Penting untuk diinsyafi, saat kita membicarakan logoterapinya Viktor Frankl, yaitu bahwa: “makna hidup berbeda untuk setiap manusia, dan berbeda pula dari waktu ke waktu. Karena itu, kita tidak bisa merumuskan makna hidup secara umum.” (Halaman 112). Katakanlah, makna hidup itu unik dan khas tergantung kondisi eksistensial yang dialami dan dijalani setiap orang dalam dunia dan kehidupan mereka masing-masing. Dan karenanya pula: “Tidak ada manusia dan tidak ada takdir yang bisa dibandingkan dengan manusia atau takdir yang lain. Tidak ada situasi yang berulang, dan setiap situasi harus ditanggapi dengan reaksi yang berbeda.” (Halaman 115).
Apa yang dikemukakan Viktor Frankl itu memang selaras dengan realitas kehidupan sehari-hari kita. Bukankah rasa bahagia (kelapangan) justru menjadi demikian bermakna justru setelah kita mengalami dan menghadapi kesulitan atau penderitaan? Bukankah kita merasa menjadi sedemikian berarti dan bangga justru ketika kita berhasil keluar dari cobaan dan ujian hidup? Yang karenanya kita malah menjadi lebih kuat dan lebih matang. Psikologi-Logoterapi Viktor Frankl yang memiliki nilai dan isi spiritual memang alternatif yang sangat berharga di tengah melimpahnya corak dan nilai pandangan yang cenderung positivistik dan behavioristik. Ia seperti mata air jernih yang menghilangkan dahaga dan kekeringan batin manusia modern yang terjebak teknologi dan birokrasi, yang membuat jiwa mereka kering dan merana.

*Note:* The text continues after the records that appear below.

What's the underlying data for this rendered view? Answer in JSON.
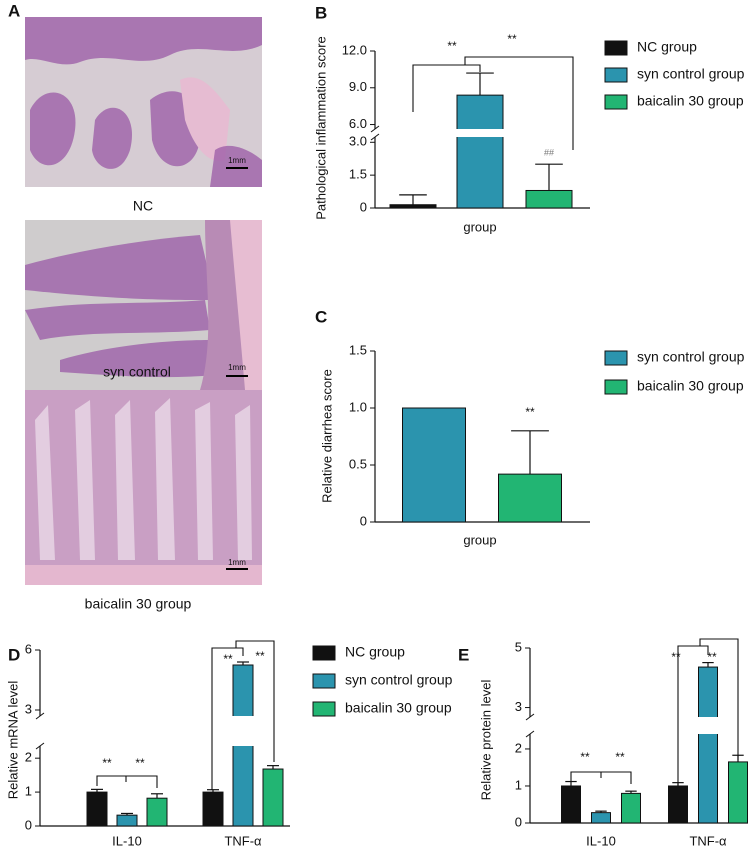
{
  "figure": {
    "label": "A",
    "images": [
      {
        "caption": "NC",
        "scale": "1mm"
      },
      {
        "caption": "syn control",
        "scale": "1mm"
      },
      {
        "caption": "baicalin 30 group",
        "scale": "1mm"
      }
    ]
  },
  "chart_data": [
    {
      "type": "bar",
      "label": "B",
      "ylabel": "Pathological inflammation score",
      "categories": [
        "group"
      ],
      "series": [
        {
          "name": "NC group",
          "color": "#111111",
          "values": [
            0.15
          ],
          "errors": [
            0.45
          ]
        },
        {
          "name": "syn control group",
          "color": "#2b94ae",
          "values": [
            8.4
          ],
          "errors": [
            1.8
          ]
        },
        {
          "name": "baicalin 30 group",
          "color": "#22b573",
          "values": [
            0.8
          ],
          "errors": [
            1.2
          ]
        }
      ],
      "ylim": [
        0,
        12
      ],
      "y_break": [
        3.15,
        5.8
      ],
      "yticks": [
        0,
        1.5,
        {
          "value": 3,
          "label": "3.0"
        },
        {
          "value": 6,
          "label": "6.0"
        },
        {
          "value": 9,
          "label": "9.0"
        },
        {
          "value": 12,
          "label": "12.0"
        }
      ],
      "annotations": [
        "**",
        "**",
        "##"
      ],
      "legend": "right"
    },
    {
      "type": "bar",
      "label": "C",
      "ylabel": "Relative diarrhea score",
      "categories": [
        "group"
      ],
      "series": [
        {
          "name": "syn control group",
          "color": "#2b94ae",
          "values": [
            1.0
          ]
        },
        {
          "name": "baicalin 30 group",
          "color": "#22b573",
          "values": [
            0.42
          ],
          "errors": [
            0.38
          ]
        }
      ],
      "ylim": [
        0,
        1.5
      ],
      "yticks": [
        0,
        0.5,
        {
          "value": 1,
          "label": "1.0"
        },
        1.5
      ],
      "annotations": [
        "**"
      ],
      "legend": "right"
    },
    {
      "type": "bar",
      "label": "D",
      "ylabel": "Relative mRNA level",
      "categories": [
        "IL-10",
        "TNF-α"
      ],
      "series": [
        {
          "name": "NC group",
          "color": "#111111",
          "values": [
            1.0,
            1.0
          ],
          "errors": [
            0.08,
            0.07
          ]
        },
        {
          "name": "syn control group",
          "color": "#2b94ae",
          "values": [
            0.32,
            5.25
          ],
          "errors": [
            0.05,
            0.15
          ]
        },
        {
          "name": "baicalin 30 group",
          "color": "#22b573",
          "values": [
            0.82,
            1.68
          ],
          "errors": [
            0.13,
            0.1
          ]
        }
      ],
      "ylim": [
        0,
        6
      ],
      "y_break": [
        2.3,
        2.8
      ],
      "yticks": [
        0,
        1,
        2,
        3,
        6
      ],
      "annotations": [
        "**",
        "**",
        "**",
        "**"
      ],
      "legend": "right"
    },
    {
      "type": "bar",
      "label": "E",
      "ylabel": "Relative protein level",
      "categories": [
        "IL-10",
        "TNF-α"
      ],
      "series": [
        {
          "name": "NC group",
          "color": "#111111",
          "values": [
            1.0,
            1.0
          ],
          "errors": [
            0.12,
            0.09
          ]
        },
        {
          "name": "syn control group",
          "color": "#2b94ae",
          "values": [
            0.28,
            4.36
          ],
          "errors": [
            0.04,
            0.15
          ]
        },
        {
          "name": "baicalin 30 group",
          "color": "#22b573",
          "values": [
            0.8,
            1.65
          ],
          "errors": [
            0.06,
            0.18
          ]
        }
      ],
      "ylim": [
        0,
        5
      ],
      "y_break": [
        2.35,
        2.75
      ],
      "yticks": [
        0,
        1,
        2,
        3,
        5
      ],
      "annotations": [
        "**",
        "**",
        "**",
        "**"
      ]
    }
  ]
}
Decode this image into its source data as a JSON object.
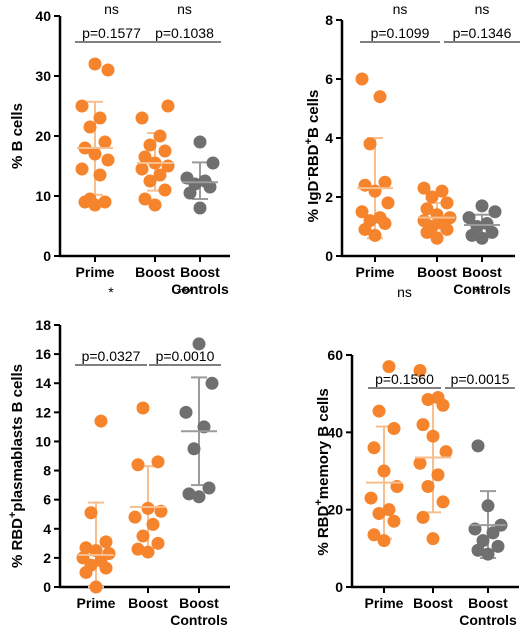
{
  "colors": {
    "prime": "#F5842C",
    "boost": "#F5842C",
    "controls": "#6F6F6F",
    "prime_bar": "#F8BE8E",
    "boost_bar": "#F8BE8E",
    "controls_bar": "#9B9B9B",
    "axis": "#000000"
  },
  "chart_data": [
    {
      "type": "scatter",
      "ylabel": "% B cells",
      "ylim": [
        0,
        40
      ],
      "yticks": [
        "0",
        "10",
        "20",
        "30",
        "40"
      ],
      "categories": [
        "Prime",
        "Boost",
        "Boost Controls"
      ],
      "series": [
        {
          "values": [
            8.5,
            9,
            9,
            9.5,
            13.5,
            14.5,
            16,
            17,
            18,
            19,
            21.5,
            23,
            25,
            31,
            32
          ],
          "mean": 18,
          "sd_low": 10.2,
          "sd_high": 25.7
        },
        {
          "values": [
            8.5,
            9.5,
            11,
            12.5,
            13.5,
            14.5,
            15,
            15.5,
            16.5,
            17.5,
            18.5,
            20,
            23,
            25
          ],
          "mean": 15.5,
          "sd_low": 10.9,
          "sd_high": 20.5
        },
        {
          "values": [
            8,
            10.5,
            11.5,
            12,
            12.5,
            13,
            15.5,
            19
          ],
          "mean": 12.3,
          "sd_low": 9.5,
          "sd_high": 15.6
        }
      ],
      "comparisons": [
        {
          "sig": "ns",
          "p": "p=0.1577"
        },
        {
          "sig": "ns",
          "p": "p=0.1038"
        }
      ]
    },
    {
      "type": "scatter",
      "ylabel_parts": [
        "% IgD",
        "-",
        "RBD",
        "+",
        "B cells"
      ],
      "ylim": [
        0,
        8
      ],
      "yticks": [
        "0",
        "2",
        "4",
        "6",
        "8"
      ],
      "categories": [
        "Prime",
        "Boost",
        "Boost Controls"
      ],
      "series": [
        {
          "values": [
            0.7,
            0.9,
            1.1,
            1.2,
            1.3,
            1.5,
            1.8,
            2.2,
            2.4,
            2.5,
            3.8,
            5.4,
            6.0
          ],
          "mean": 2.3,
          "sd_low": 0.6,
          "sd_high": 4.0
        },
        {
          "values": [
            0.6,
            0.8,
            0.9,
            1.0,
            1.1,
            1.2,
            1.3,
            1.4,
            1.6,
            1.8,
            2.0,
            2.2,
            2.3
          ],
          "mean": 1.3,
          "sd_low": 0.8,
          "sd_high": 1.8
        },
        {
          "values": [
            0.6,
            0.7,
            0.8,
            1.0,
            1.1,
            1.3,
            1.5,
            1.7
          ],
          "mean": 1.05,
          "sd_low": 0.7,
          "sd_high": 1.4
        }
      ],
      "comparisons": [
        {
          "sig": "ns",
          "p": "p=0.1099"
        },
        {
          "sig": "ns",
          "p": "p=0.1346"
        }
      ]
    },
    {
      "type": "scatter",
      "ylabel_parts": [
        "% RBD",
        "+",
        "plasmablasts B cells"
      ],
      "ylim": [
        0,
        18
      ],
      "yticks": [
        "0",
        "2",
        "4",
        "6",
        "8",
        "10",
        "12",
        "14",
        "16",
        "18"
      ],
      "categories": [
        "Prime",
        "Boost",
        "Boost Controls"
      ],
      "series": [
        {
          "values": [
            0,
            1.0,
            1.3,
            1.5,
            1.8,
            2.0,
            2.3,
            2.5,
            2.7,
            3.1,
            5.1,
            11.4
          ],
          "mean": 2.2,
          "sd_low": 0,
          "sd_high": 5.8
        },
        {
          "values": [
            2.4,
            2.6,
            3.0,
            3.5,
            4.3,
            4.8,
            5.2,
            5.4,
            8.4,
            8.6,
            12.3
          ],
          "mean": 5.5,
          "sd_low": 2.7,
          "sd_high": 8.3
        },
        {
          "values": [
            6.2,
            6.4,
            6.8,
            9.5,
            11.0,
            12.0,
            14.0,
            16.7
          ],
          "mean": 10.7,
          "sd_low": 7.0,
          "sd_high": 14.4
        }
      ],
      "comparisons": [
        {
          "sig": "*",
          "p": "p=0.0327"
        },
        {
          "sig": "***",
          "p": "p=0.0010"
        }
      ]
    },
    {
      "type": "scatter",
      "ylabel_parts": [
        "% RBD",
        "+",
        "memory B cells"
      ],
      "ylim": [
        0,
        60
      ],
      "yticks": [
        "0",
        "20",
        "40",
        "60"
      ],
      "categories": [
        "Prime",
        "Boost",
        "Boost Controls"
      ],
      "series": [
        {
          "values": [
            12,
            13.5,
            17,
            19,
            20,
            23,
            26,
            30,
            36,
            41,
            45.5,
            57
          ],
          "mean": 27,
          "sd_low": 12.5,
          "sd_high": 41.5
        },
        {
          "values": [
            12.5,
            18,
            22,
            26,
            29,
            32,
            35,
            39,
            42,
            47,
            48.5,
            49,
            56
          ],
          "mean": 33.5,
          "sd_low": 19.3,
          "sd_high": 47.7
        },
        {
          "values": [
            8.5,
            9.5,
            10.5,
            12,
            14,
            15,
            16,
            21,
            36.5
          ],
          "mean": 16,
          "sd_low": 7.5,
          "sd_high": 24.8
        }
      ],
      "comparisons": [
        {
          "sig": "ns",
          "p": "p=0.1560"
        },
        {
          "sig": "**",
          "p": "p=0.0015"
        }
      ]
    }
  ]
}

Dalam penjelasan penggagasnya sendiri, logoterapi: “memusatkan perhatian pada makna hidup dan pada upaya manusia untuk mencari makna hidup tersebut. Logoterapi percaya bahwa perjuangan untuk mencari makna dalam hidup seseorang merupakan motivator utama orang tersebut.” (Halaman 143). “Upaya manusia untuk mencari makna, merupakan motivator utama dalam hidupnya, dan bukan rasionalisasi sekunder yang muncul karena dorongan-dorongan naluriahnya. Makna ini merupakan sesuatu yang unik dan khusus, artinya hanya bisa dipenuhi oleh orang yang bersangkutan; hanya dengan cara itulah makna tersebut bisa memiliki signifikansi.” (Halaman 144).
Sebelum mengakhiri esai singkat ini, kiranya tepat ungkapan filsuf dan pujangga Jerman, Friedrich Wilhelm Nietzsche, yang juga dikutip Viktor Emil Frankl di halaman 150 bukunya yang berjudul Man Search for Meaning itu: “Dia yang memiliki mengapa untuk hidup, bisa menghadapi hampir semua bagaimana.” Semoga siapa pun yang membacanya bisa mendapatkan inspirasi dan pencerahan hidup, bisa menjadi manusia yang bermakna dan bisa memaknai hidup sebagai manusia.